Coalition: Domestic Violence Law Neglected

The Cambodian Committee of Women expressed disappointment Sunday that politicians embarking on national election campaigns next week could be too busy to pass the domestic violence draft law, which is awaiting debate in the National Assembly.

Cambow, a coalition of 32 organizations, said it doubted that Assembly members would prioritize the domestic violence law over their election campaigns.

“We are hopeless that the do­mestic violence law will be passed in this term of government,” said Kek Galabru, founder  of the local human rights group Licadho.
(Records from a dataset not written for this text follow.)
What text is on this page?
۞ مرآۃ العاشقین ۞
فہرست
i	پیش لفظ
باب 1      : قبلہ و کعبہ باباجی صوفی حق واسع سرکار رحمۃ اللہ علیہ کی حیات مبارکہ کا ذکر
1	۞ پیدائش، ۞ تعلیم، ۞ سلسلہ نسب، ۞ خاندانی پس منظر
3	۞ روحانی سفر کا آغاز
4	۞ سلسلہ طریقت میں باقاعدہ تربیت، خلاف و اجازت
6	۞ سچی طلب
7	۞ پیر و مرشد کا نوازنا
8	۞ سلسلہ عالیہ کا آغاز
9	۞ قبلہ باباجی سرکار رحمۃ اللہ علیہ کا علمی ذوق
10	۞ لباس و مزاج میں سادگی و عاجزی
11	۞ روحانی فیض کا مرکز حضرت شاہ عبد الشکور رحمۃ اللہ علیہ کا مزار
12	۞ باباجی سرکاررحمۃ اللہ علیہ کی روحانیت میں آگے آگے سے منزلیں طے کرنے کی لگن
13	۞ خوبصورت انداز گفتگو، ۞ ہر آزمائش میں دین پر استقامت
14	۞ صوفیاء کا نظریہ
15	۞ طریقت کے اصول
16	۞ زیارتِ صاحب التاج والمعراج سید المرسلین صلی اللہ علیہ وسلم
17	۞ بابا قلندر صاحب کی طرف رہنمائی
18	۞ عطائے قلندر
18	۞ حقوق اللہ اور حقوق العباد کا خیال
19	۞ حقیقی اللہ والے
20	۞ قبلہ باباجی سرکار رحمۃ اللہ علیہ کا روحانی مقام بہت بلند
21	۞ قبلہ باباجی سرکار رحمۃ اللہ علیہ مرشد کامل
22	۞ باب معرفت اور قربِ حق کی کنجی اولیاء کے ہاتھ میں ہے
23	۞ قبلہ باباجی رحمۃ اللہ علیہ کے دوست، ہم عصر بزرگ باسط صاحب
Ly Sunlina, Licadho’s women’s rights coordinator, said Cam­bow’s efforts to find a new strategy to compel parliamentarians to pass the law were fruitless. “The meeting has resulted in our hopelessness…because parliamentarians are paying attention to the upcoming national election cam­paign rather than” the bill, she said.

But Minister of Women’s Affairs Mu Sochua said Sunday that she was confident that the law would be passed this term, because parliamentarians have a few days to debate the draft law before campaigning begins Thursday.

“I only need one day to ask the parliamentarians to pass the law,” Mu Sochua said. “I remain hopeful, unless the head of the Na­tion­al As­sembly (Prince Norodom Rana­riddh) claims it will not be passed.”

The draft law has drawn criticism from various lawmakers and women’s groups. Some parties have voiced concern that its wording blames women for their abuse, while others have complained that the law is contrary to traditional Khmer customs.